Desgraciadamente la mayoría de los edificios residenciales de reyes y nobles de ese periodo han desaparecido, o han sido remodelados y transformados en los siglos siguientes y, aún peor, restaurados de forma poco afortunada, y es sólo a través de algunos restos y de los testimonios documentales o literarios como podemos conocer en parte las construcciones y la deslumbrante decoración de sus interiores. Por medio de estos testimonios, crónicas, referencias literarias y sobre todo relatos de viajeros que recorren Castilla a fines del siglo XV, se comprueba que, como señalaría tiempo después Menéndez Pidal, en esos años de reconquista y expansión cristiana, contrariamente a lo que se podría pensar, los grupos sociales dirigentes, ante que es morofóbicos, demostraron una gran atracción por aquella civilización que se derrumbaba en medio del lujo oriental, el refinamiento social y la altura científica. Ese gusto por el pueblo que se rendía, pese a su superioridad cultural, se traduce y es visible en la manera de vestir, de cabalgar, de combatir, en los juegos y pasatiempos, en los banquetes y fiestas que solían incluir músicas y bailes de estilo arábigo y en el arte.

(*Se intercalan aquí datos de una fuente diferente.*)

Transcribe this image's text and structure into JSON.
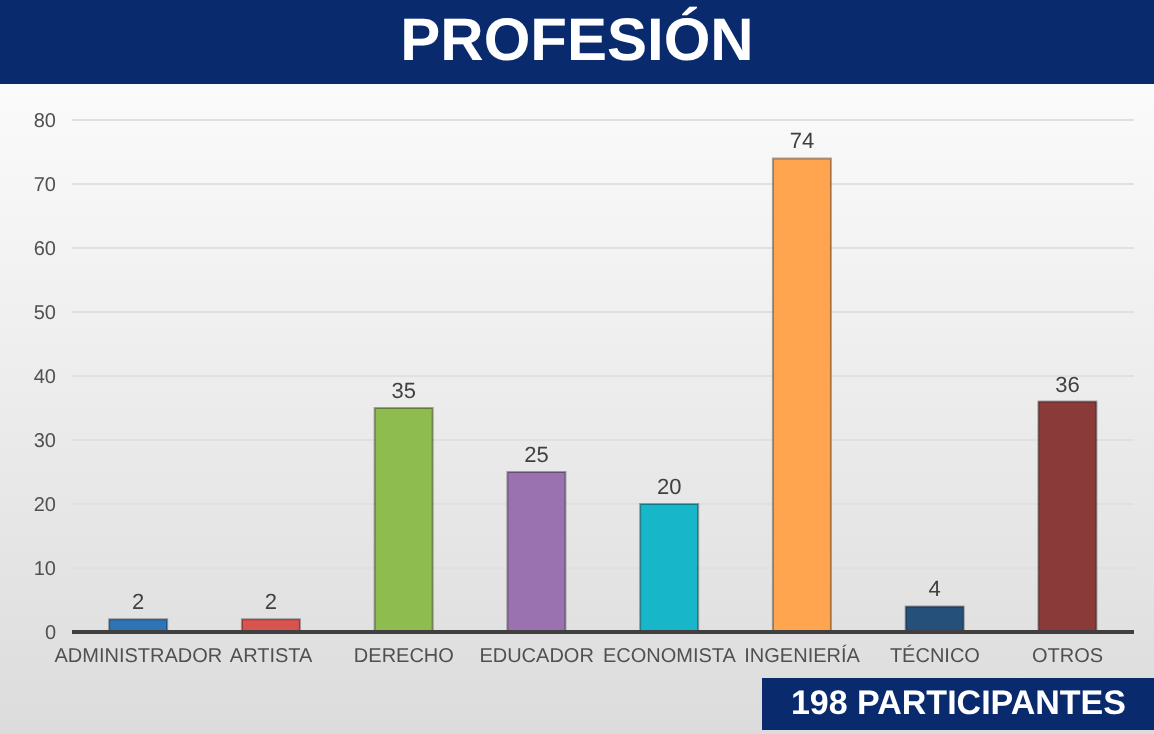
{
  "chart_data": {
    "type": "bar",
    "title": "PROFESIÓN",
    "categories": [
      "ADMINISTRADOR",
      "ARTISTA",
      "DERECHO",
      "EDUCADOR",
      "ECONOMISTA",
      "INGENIERÍA",
      "TÉCNICO",
      "OTROS"
    ],
    "values": [
      2,
      2,
      35,
      25,
      20,
      74,
      4,
      36
    ],
    "colors": [
      "#2e75b6",
      "#d9534f",
      "#8fbc4f",
      "#9b72b0",
      "#17b6c9",
      "#ffa54f",
      "#24507a",
      "#8b3a3a"
    ],
    "ylim": [
      0,
      80
    ],
    "yticks": [
      0,
      10,
      20,
      30,
      40,
      50,
      60,
      70,
      80
    ],
    "grid": "y",
    "data_labels": true,
    "annotations": [
      "198 PARTICIPANTES"
    ]
  }
}
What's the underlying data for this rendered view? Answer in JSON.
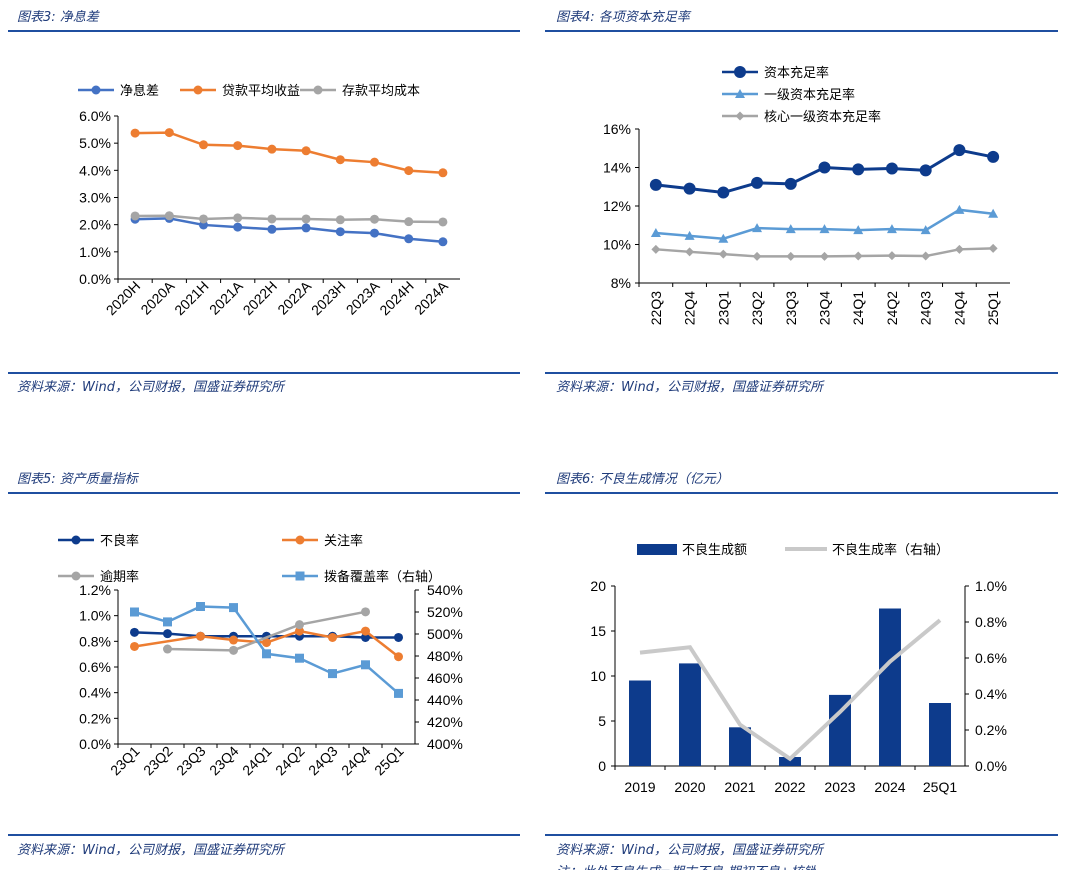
{
  "panels": [
    {
      "title": "图表3:  净息差",
      "source": "资料来源：Wind，公司财报，国盛证券研究所"
    },
    {
      "title": "图表4:  各项资本充足率",
      "source": "资料来源：Wind，公司财报，国盛证券研究所"
    },
    {
      "title": "图表5:  资产质量指标",
      "source": "资料来源：Wind，公司财报，国盛证券研究所"
    },
    {
      "title": "图表6:  不良生成情况（亿元）",
      "source": "资料来源：Wind，公司财报，国盛证券研究所",
      "note": "注：此处不良生成=期末不良-期初不良+核销"
    }
  ],
  "chart_data": [
    {
      "type": "line",
      "title": "净息差",
      "categories": [
        "2020H",
        "2020A",
        "2021H",
        "2021A",
        "2022H",
        "2022A",
        "2023H",
        "2023A",
        "2024H",
        "2024A"
      ],
      "ylim": [
        0,
        6
      ],
      "yticks": [
        "0.0%",
        "1.0%",
        "2.0%",
        "3.0%",
        "4.0%",
        "5.0%",
        "6.0%"
      ],
      "series": [
        {
          "name": "净息差",
          "color": "#4472c4",
          "values": [
            2.2,
            2.23,
            1.99,
            1.91,
            1.83,
            1.88,
            1.74,
            1.69,
            1.48,
            1.37
          ]
        },
        {
          "name": "贷款平均收益",
          "color": "#ed7d31",
          "values": [
            5.37,
            5.39,
            4.94,
            4.91,
            4.78,
            4.72,
            4.39,
            4.3,
            3.99,
            3.91
          ]
        },
        {
          "name": "存款平均成本",
          "color": "#a5a5a5",
          "values": [
            2.32,
            2.33,
            2.21,
            2.25,
            2.21,
            2.21,
            2.18,
            2.2,
            2.11,
            2.1
          ]
        }
      ]
    },
    {
      "type": "line",
      "title": "各项资本充足率",
      "categories": [
        "22Q3",
        "22Q4",
        "23Q1",
        "23Q2",
        "23Q3",
        "23Q4",
        "24Q1",
        "24Q2",
        "24Q3",
        "24Q4",
        "25Q1"
      ],
      "ylim": [
        8,
        16
      ],
      "yticks": [
        "8%",
        "10%",
        "12%",
        "14%",
        "16%"
      ],
      "series": [
        {
          "name": "资本充足率",
          "color": "#0d3b8c",
          "marker": "circle",
          "values": [
            13.1,
            12.9,
            12.7,
            13.2,
            13.15,
            14.0,
            13.9,
            13.95,
            13.85,
            14.9,
            14.55
          ]
        },
        {
          "name": "一级资本充足率",
          "color": "#5b9bd5",
          "marker": "triangle",
          "values": [
            10.6,
            10.45,
            10.3,
            10.85,
            10.8,
            10.8,
            10.75,
            10.8,
            10.75,
            11.8,
            11.6
          ]
        },
        {
          "name": "核心一级资本充足率",
          "color": "#a5a5a5",
          "marker": "diamond",
          "values": [
            9.75,
            9.62,
            9.5,
            9.38,
            9.38,
            9.38,
            9.4,
            9.42,
            9.4,
            9.75,
            9.8
          ]
        }
      ]
    },
    {
      "type": "line",
      "title": "资产质量指标",
      "categories": [
        "23Q1",
        "23Q2",
        "23Q3",
        "23Q4",
        "24Q1",
        "24Q2",
        "24Q3",
        "24Q4",
        "25Q1"
      ],
      "ylim": [
        0,
        1.2
      ],
      "yticks": [
        "0.0%",
        "0.2%",
        "0.4%",
        "0.6%",
        "0.8%",
        "1.0%",
        "1.2%"
      ],
      "y2lim": [
        400,
        540
      ],
      "y2ticks": [
        "400%",
        "420%",
        "440%",
        "460%",
        "480%",
        "500%",
        "520%",
        "540%"
      ],
      "series": [
        {
          "name": "不良率",
          "color": "#0d3b8c",
          "axis": "left",
          "marker": "circle",
          "values": [
            0.87,
            0.86,
            0.84,
            0.84,
            0.84,
            0.84,
            0.84,
            0.83,
            0.83
          ]
        },
        {
          "name": "关注率",
          "color": "#ed7d31",
          "axis": "left",
          "marker": "circle",
          "values": [
            0.76,
            null,
            0.84,
            0.81,
            0.79,
            0.88,
            0.83,
            0.88,
            0.68
          ]
        },
        {
          "name": "逾期率",
          "color": "#a5a5a5",
          "axis": "left",
          "marker": "circle",
          "values": [
            null,
            0.74,
            null,
            0.73,
            null,
            0.93,
            null,
            1.03,
            null
          ]
        },
        {
          "name": "拨备覆盖率（右轴）",
          "color": "#5b9bd5",
          "axis": "right",
          "marker": "square",
          "values": [
            520,
            511,
            525,
            524,
            482,
            478,
            464,
            472,
            446
          ]
        }
      ]
    },
    {
      "type": "bar",
      "title": "不良生成情况（亿元）",
      "categories": [
        "2019",
        "2020",
        "2021",
        "2022",
        "2023",
        "2024",
        "25Q1"
      ],
      "ylim": [
        0,
        20
      ],
      "yticks": [
        "0",
        "5",
        "10",
        "15",
        "20"
      ],
      "y2lim": [
        0,
        1.0
      ],
      "y2ticks": [
        "0.0%",
        "0.2%",
        "0.4%",
        "0.6%",
        "0.8%",
        "1.0%"
      ],
      "series": [
        {
          "name": "不良生成额",
          "color": "#0d3b8c",
          "type": "bar",
          "axis": "left",
          "values": [
            9.5,
            11.4,
            4.3,
            1.0,
            7.9,
            17.5,
            7.0
          ]
        },
        {
          "name": "不良生成率（右轴）",
          "color": "#c9c9c9",
          "type": "line",
          "axis": "right",
          "values": [
            0.63,
            0.66,
            0.23,
            0.04,
            0.3,
            0.58,
            0.81
          ]
        }
      ]
    }
  ]
}
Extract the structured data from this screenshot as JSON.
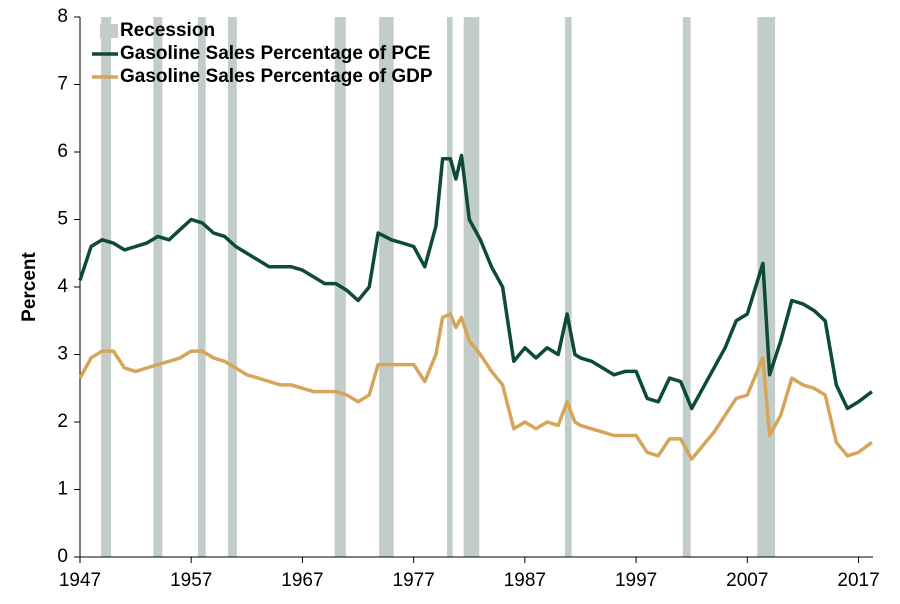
{
  "chart_data": {
    "type": "line",
    "y_label": "Percent",
    "recession": {
      "name": "Recession",
      "color": "#c2ccc8",
      "periods": [
        [
          1948.9,
          1949.8
        ],
        [
          1953.6,
          1954.4
        ],
        [
          1957.6,
          1958.3
        ],
        [
          1960.3,
          1961.1
        ],
        [
          1969.9,
          1970.9
        ],
        [
          1973.9,
          1975.2
        ],
        [
          1980.0,
          1980.5
        ],
        [
          1981.5,
          1982.9
        ],
        [
          1990.6,
          1991.2
        ],
        [
          2001.2,
          2001.9
        ],
        [
          2007.9,
          2009.5
        ]
      ]
    },
    "x": [
      1947,
      1948,
      1949,
      1950,
      1951,
      1952,
      1953,
      1954,
      1955,
      1956,
      1957,
      1958,
      1959,
      1960,
      1961,
      1962,
      1963,
      1964,
      1965,
      1966,
      1967,
      1968,
      1969,
      1970,
      1971,
      1972,
      1973,
      1973.8,
      1975,
      1976,
      1977,
      1978,
      1979,
      1979.6,
      1980.3,
      1980.8,
      1981.3,
      1982,
      1983,
      1984,
      1985,
      1986,
      1987,
      1988,
      1989,
      1990,
      1990.8,
      1991.5,
      1992,
      1993,
      1994,
      1995,
      1996,
      1997,
      1998,
      1999,
      2000,
      2001,
      2002,
      2003,
      2004,
      2005,
      2006,
      2007,
      2008.4,
      2009,
      2010,
      2011,
      2012,
      2013,
      2014,
      2015,
      2016,
      2017,
      2018.2
    ],
    "series": [
      {
        "name": "Gasoline Sales Percentage of PCE",
        "color": "#0d4a3a",
        "values": [
          4.1,
          4.6,
          4.7,
          4.65,
          4.55,
          4.6,
          4.65,
          4.75,
          4.7,
          4.85,
          5.0,
          4.95,
          4.8,
          4.75,
          4.6,
          4.5,
          4.4,
          4.3,
          4.3,
          4.3,
          4.25,
          4.15,
          4.05,
          4.05,
          3.95,
          3.8,
          4.0,
          4.8,
          4.7,
          4.65,
          4.6,
          4.3,
          4.9,
          5.9,
          5.9,
          5.6,
          5.95,
          5.0,
          4.7,
          4.3,
          4.0,
          2.9,
          3.1,
          2.95,
          3.1,
          3.0,
          3.6,
          3.0,
          2.95,
          2.9,
          2.8,
          2.7,
          2.75,
          2.75,
          2.35,
          2.3,
          2.65,
          2.6,
          2.2,
          2.5,
          2.8,
          3.1,
          3.5,
          3.6,
          4.35,
          2.7,
          3.2,
          3.8,
          3.75,
          3.65,
          3.5,
          2.55,
          2.2,
          2.3,
          2.45
        ]
      },
      {
        "name": "Gasoline Sales Percentage of GDP",
        "color": "#d4a55a",
        "values": [
          2.65,
          2.95,
          3.05,
          3.05,
          2.8,
          2.75,
          2.8,
          2.85,
          2.9,
          2.95,
          3.05,
          3.05,
          2.95,
          2.9,
          2.8,
          2.7,
          2.65,
          2.6,
          2.55,
          2.55,
          2.5,
          2.45,
          2.45,
          2.45,
          2.4,
          2.3,
          2.4,
          2.85,
          2.85,
          2.85,
          2.85,
          2.6,
          3.0,
          3.55,
          3.6,
          3.4,
          3.55,
          3.2,
          3.0,
          2.75,
          2.55,
          1.9,
          2.0,
          1.9,
          2.0,
          1.95,
          2.3,
          2.0,
          1.95,
          1.9,
          1.85,
          1.8,
          1.8,
          1.8,
          1.55,
          1.5,
          1.75,
          1.75,
          1.45,
          1.65,
          1.85,
          2.1,
          2.35,
          2.4,
          2.95,
          1.8,
          2.1,
          2.65,
          2.55,
          2.5,
          2.4,
          1.7,
          1.5,
          1.55,
          1.7
        ]
      }
    ],
    "xlim": [
      1947,
      2018.3
    ],
    "xticks": [
      1947,
      1957,
      1967,
      1977,
      1987,
      1997,
      2007,
      2017
    ],
    "ylim": [
      0,
      8
    ],
    "yticks": [
      0,
      1,
      2,
      3,
      4,
      5,
      6,
      7,
      8
    ]
  }
}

En este campo, lo entandamos como el epilogo del arte islámico, o como una rareza gótico renacentista, presenta un predominio de las técnicas, materiales y decoraciones andalusíes, lógico si tenemos en cuenta que sus autores van a ser artistas y artesanos de religión musulmana y cultura árabe a los que se permite en este tramo final de la Edad Media permanecer en los reinos cristianos tras la reconquista, tras pagar un impuesto y comprometerse a no mostrar su fe en público.
Con todo caracterizarle es difícil, por la singularidad que toma en cada zona de España, diferenciándose notablemente el aragonés, del manchego, del andaluz.
Va a ser un arte preferentemente arquitectónico, una de cuyas señas de identidad es la construcción en ladrillo y el alarde decorativo orientalista. Su importancia radica también en aportar soluciones presentes en la arquitectura actual. Su identificación es clara, materiales pobres y maleables, como ladrillo, yeso y barro vidriado, nada de sillares de piedra, nada de grandes bóvedas, que requieren grandes soluciones constructivas, arquitrabados.
Otra seña de identidad, especialmente en el bajo Aragón, son las iglesias y palacios de altas y esbeltas torres, como minaretes. Junto a ello, arquerías, arcos ciegos que crean el esqueleto de ábsides y edificios, los pilares, frente al uso de columnas, los cimborrios y bóvedas calados, que dan la impresión de ligereza
Entre los ejemplos más notables, los alcázares de Sevilla y Segovia; el palacio de Alfonso XI en Tordesillas, las torres de Teruel, San Miguel de Almazán en Soria o las villas aragonesas de Utebo o Tarazona, marcadas por su decoración de azulejo y sebka.